Federated Split Learning for Resource-Constrained Robots in Industrial IoT: Framework Comparison, Optimization Strategies, and Future Directions
Wanli Ni, Hui Tian, Shuai Wang, Chengyang Li, Lei Sun, Zhaohui Yang
TL;DR
Federated Split Learning (FedSL) enables resource-constrained industrial robots to collaboratively train large AI models while preserving data privacy and reducing on-device computation. The paper provides a comprehensive framework-by-framework comparison (synchronous, asynchronous, hierarchical, heterogeneous), a taxonomy of multimodal token fusion (pre-, intra-, post-fusion), and adaptive optimization techniques (model architecture, split-layer choice, computing frequency, and radio resource management).
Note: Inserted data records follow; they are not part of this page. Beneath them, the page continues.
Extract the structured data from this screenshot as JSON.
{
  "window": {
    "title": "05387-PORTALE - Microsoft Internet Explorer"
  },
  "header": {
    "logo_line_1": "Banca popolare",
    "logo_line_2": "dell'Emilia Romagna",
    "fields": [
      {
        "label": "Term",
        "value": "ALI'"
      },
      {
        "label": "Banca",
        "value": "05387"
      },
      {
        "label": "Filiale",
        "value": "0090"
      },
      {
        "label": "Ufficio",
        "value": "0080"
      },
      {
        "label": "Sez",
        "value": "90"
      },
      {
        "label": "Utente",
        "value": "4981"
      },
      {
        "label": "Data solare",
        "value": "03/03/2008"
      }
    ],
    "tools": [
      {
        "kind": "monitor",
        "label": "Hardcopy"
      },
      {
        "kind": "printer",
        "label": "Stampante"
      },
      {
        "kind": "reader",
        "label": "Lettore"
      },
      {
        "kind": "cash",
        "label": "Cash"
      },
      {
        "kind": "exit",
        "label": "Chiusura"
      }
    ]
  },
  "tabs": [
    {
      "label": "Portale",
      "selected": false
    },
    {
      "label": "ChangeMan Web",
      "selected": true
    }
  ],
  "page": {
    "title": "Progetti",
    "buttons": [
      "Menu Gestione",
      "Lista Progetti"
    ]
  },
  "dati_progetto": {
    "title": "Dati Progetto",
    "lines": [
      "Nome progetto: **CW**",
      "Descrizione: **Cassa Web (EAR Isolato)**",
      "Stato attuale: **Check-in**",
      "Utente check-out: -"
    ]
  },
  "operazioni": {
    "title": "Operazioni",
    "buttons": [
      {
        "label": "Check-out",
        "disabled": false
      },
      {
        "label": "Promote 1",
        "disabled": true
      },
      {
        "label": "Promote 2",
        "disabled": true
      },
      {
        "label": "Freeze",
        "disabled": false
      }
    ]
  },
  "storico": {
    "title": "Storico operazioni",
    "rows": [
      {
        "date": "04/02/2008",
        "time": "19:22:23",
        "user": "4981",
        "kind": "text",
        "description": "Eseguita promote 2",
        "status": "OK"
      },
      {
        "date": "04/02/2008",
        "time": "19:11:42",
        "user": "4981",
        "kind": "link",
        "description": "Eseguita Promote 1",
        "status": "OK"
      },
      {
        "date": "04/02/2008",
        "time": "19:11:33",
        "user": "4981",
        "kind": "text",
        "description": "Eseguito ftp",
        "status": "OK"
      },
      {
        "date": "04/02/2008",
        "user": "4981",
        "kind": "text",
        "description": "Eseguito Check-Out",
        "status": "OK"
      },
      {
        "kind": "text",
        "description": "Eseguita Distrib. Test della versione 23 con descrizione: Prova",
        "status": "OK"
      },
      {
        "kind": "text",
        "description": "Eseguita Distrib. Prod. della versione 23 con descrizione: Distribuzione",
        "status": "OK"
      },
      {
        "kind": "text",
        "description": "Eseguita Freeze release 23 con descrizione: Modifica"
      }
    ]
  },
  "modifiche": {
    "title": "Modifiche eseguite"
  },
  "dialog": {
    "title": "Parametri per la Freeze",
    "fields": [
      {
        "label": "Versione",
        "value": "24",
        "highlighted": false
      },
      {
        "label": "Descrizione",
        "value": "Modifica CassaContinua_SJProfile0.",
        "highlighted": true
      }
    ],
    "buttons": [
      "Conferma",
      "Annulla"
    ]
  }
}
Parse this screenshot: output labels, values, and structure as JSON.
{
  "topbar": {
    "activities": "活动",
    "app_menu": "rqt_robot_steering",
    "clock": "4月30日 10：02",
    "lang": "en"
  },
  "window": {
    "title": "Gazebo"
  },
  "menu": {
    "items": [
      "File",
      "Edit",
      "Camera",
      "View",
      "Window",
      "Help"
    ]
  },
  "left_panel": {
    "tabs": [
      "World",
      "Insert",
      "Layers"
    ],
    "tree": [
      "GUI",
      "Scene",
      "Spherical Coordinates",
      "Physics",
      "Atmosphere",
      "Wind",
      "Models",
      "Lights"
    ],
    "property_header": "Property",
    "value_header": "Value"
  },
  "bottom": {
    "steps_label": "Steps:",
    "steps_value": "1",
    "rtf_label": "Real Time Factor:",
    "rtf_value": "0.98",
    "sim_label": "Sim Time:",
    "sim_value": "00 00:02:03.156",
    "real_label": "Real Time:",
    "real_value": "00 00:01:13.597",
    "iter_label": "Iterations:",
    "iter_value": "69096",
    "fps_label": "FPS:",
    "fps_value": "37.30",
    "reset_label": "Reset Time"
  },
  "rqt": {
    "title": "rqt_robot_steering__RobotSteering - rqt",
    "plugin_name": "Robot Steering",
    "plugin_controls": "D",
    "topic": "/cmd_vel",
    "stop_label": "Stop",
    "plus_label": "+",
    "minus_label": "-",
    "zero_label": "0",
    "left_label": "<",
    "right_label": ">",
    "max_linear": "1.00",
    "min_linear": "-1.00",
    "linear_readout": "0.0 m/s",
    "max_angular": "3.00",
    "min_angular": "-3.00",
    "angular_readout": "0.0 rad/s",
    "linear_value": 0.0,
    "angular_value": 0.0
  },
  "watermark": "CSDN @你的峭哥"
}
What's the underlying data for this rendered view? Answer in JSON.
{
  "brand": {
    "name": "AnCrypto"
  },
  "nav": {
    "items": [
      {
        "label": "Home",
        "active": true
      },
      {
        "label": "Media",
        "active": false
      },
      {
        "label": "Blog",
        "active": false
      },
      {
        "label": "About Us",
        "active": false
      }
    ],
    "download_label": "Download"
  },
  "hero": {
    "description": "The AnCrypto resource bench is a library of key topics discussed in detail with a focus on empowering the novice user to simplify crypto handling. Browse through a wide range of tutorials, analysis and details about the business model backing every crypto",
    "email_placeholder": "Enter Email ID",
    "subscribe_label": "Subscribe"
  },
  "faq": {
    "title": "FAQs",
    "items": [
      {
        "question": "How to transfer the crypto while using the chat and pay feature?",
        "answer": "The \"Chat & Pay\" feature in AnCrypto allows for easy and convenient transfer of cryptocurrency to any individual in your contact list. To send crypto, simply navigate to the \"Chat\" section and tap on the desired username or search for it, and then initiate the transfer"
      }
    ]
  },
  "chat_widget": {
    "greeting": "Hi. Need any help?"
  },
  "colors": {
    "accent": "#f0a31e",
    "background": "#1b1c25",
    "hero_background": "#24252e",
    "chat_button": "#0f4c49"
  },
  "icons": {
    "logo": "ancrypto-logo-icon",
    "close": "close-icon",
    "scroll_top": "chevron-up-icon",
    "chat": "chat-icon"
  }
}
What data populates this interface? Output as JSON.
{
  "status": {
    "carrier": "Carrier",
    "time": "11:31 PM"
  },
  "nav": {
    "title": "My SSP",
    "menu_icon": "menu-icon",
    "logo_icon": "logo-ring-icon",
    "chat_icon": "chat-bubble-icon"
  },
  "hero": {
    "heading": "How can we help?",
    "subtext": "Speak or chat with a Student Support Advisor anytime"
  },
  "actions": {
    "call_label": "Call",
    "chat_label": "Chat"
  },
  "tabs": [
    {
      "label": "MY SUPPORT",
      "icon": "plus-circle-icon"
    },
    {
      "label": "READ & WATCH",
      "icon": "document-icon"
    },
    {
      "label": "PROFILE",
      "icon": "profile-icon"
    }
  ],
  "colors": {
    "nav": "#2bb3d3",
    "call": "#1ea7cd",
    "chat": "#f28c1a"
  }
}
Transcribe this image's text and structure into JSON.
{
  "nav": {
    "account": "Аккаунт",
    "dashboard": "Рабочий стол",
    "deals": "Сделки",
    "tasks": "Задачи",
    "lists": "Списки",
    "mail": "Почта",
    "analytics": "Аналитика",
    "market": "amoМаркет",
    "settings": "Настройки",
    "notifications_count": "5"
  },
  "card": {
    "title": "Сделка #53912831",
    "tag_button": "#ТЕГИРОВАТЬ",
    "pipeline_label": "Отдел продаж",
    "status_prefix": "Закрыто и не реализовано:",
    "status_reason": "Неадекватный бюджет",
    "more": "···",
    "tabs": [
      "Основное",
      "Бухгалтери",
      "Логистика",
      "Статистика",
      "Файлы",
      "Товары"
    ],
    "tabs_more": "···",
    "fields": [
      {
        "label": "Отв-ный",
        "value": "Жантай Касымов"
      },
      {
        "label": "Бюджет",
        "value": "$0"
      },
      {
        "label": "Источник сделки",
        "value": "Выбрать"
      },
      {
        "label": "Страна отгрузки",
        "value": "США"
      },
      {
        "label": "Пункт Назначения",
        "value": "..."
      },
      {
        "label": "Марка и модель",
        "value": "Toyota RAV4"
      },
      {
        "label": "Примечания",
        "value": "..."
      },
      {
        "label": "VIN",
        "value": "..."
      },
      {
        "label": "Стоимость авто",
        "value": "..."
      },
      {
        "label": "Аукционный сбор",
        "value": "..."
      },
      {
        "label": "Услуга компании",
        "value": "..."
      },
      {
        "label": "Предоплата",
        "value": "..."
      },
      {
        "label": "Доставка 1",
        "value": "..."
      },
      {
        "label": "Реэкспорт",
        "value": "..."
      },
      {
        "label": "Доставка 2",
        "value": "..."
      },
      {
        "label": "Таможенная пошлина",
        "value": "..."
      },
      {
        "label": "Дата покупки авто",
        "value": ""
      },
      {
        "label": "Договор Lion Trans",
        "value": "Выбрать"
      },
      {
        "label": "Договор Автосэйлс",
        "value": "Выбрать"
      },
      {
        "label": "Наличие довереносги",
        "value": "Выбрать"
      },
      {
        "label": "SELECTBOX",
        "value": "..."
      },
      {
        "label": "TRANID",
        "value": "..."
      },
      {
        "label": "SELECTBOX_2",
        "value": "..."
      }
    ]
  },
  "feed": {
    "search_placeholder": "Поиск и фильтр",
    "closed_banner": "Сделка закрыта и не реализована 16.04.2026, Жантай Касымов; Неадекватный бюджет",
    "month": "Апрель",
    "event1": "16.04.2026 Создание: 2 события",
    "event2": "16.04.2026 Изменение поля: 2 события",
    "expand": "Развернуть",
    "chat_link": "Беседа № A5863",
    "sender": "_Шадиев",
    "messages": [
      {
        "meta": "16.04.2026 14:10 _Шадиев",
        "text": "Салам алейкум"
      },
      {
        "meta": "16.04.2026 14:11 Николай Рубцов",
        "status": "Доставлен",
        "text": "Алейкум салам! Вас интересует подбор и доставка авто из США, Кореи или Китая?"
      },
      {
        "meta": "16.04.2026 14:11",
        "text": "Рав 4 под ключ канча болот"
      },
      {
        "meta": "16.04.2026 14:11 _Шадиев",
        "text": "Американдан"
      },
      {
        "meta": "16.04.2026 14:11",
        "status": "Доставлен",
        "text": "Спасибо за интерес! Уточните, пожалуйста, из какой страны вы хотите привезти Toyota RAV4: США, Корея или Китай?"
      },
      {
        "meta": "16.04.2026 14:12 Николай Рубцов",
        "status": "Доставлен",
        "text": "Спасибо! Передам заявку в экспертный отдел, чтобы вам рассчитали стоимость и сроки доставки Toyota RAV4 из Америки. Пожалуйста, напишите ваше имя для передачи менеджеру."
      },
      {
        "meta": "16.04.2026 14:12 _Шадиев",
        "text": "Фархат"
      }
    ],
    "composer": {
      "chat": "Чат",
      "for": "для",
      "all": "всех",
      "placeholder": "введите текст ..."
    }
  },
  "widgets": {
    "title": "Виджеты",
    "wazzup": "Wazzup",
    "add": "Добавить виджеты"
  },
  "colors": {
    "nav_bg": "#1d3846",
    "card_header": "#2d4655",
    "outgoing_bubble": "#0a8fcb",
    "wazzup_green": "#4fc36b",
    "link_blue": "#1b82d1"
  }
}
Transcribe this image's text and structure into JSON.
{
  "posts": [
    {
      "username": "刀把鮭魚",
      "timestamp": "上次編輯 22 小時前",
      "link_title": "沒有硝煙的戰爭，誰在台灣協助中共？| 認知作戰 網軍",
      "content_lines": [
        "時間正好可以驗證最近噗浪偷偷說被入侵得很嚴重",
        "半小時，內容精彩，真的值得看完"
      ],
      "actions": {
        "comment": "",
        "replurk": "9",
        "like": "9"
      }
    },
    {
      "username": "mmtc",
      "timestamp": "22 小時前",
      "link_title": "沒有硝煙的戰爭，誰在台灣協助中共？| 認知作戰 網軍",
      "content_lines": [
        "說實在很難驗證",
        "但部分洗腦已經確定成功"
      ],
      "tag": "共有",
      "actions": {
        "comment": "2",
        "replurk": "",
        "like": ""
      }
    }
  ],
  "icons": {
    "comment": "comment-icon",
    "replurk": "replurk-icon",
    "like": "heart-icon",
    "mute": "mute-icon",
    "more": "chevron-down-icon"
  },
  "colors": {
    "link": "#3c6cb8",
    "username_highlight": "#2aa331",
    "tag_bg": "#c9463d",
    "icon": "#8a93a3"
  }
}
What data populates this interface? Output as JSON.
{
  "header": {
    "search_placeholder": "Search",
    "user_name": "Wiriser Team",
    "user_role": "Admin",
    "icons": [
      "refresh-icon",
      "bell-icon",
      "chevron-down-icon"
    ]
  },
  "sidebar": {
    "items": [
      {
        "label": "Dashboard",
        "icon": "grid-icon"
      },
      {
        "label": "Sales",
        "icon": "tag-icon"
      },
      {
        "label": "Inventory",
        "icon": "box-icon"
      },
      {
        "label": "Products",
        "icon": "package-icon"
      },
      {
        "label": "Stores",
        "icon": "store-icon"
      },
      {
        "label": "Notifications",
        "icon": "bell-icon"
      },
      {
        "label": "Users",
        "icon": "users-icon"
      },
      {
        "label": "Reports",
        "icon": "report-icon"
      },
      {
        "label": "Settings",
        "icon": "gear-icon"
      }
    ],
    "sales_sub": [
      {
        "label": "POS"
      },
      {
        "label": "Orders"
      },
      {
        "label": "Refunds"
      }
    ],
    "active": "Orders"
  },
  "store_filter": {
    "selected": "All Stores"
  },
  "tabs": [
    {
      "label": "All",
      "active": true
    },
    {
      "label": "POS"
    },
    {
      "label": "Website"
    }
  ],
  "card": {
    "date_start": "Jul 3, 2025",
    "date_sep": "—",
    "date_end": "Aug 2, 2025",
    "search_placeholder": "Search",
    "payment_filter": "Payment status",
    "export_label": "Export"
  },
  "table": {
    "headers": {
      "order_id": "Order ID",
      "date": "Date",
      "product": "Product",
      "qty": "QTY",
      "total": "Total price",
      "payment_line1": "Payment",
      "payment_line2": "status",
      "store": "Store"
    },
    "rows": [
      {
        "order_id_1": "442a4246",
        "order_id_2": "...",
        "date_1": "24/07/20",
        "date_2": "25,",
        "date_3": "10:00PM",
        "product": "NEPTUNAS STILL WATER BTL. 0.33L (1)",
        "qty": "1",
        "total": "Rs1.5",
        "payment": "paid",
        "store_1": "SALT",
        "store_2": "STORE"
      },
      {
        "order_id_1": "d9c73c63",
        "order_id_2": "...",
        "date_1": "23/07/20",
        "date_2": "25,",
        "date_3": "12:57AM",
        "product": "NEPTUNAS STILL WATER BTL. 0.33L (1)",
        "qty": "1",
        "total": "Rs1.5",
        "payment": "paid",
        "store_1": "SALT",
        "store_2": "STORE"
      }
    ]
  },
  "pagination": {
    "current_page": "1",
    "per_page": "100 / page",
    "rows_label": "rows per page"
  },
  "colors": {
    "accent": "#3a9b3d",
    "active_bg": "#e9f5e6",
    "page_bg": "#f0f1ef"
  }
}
Simulation in a warehouse and a Carla-based indoor factory demonstrate performance trends, robustness to packet loss, and privacy-preserving decision-making with LLM assistance. The work identifies open challenges and directions for dynamic environments, privacy protections, human-in-the-loop collaboration, and energy-aware scheduling to advance sustainable, intelligent industrial systems.
Abstract
Federated split learning (FedSL) has emerged as a promising paradigm for enabling collaborative intelligence in industrial Internet of Things (IoT) systems, particularly in smart factories where data privacy, communication efficiency, and device heterogeneity are critical concerns. In this article, we present a comprehensive study of FedSL frameworks tailored for resource-constrained robots in industrial scenarios. We compare synchronous, asynchronous, hierarchical, and heterogeneous FedSL frameworks in terms of workflow, scalability, adaptability, and limitations under dynamic industrial conditions. Furthermore, we systematically categorize token fusion strategies into three paradigms: input-level (pre-fusion), intermediate-level (intra-fusion), and output-level (post-fusion), and summarize their respective strengths in industrial applications. We also provide adaptive optimization techniques to enhance the efficiency and feasibility of FedSL implementation, including model compression, split layer selection, computing frequency allocation, and wireless resource management. Simulation results validate the performance of these frameworks under industrial detection scenarios. Finally, we outline open issues and research directions of FedSL in future smart manufacturing systems.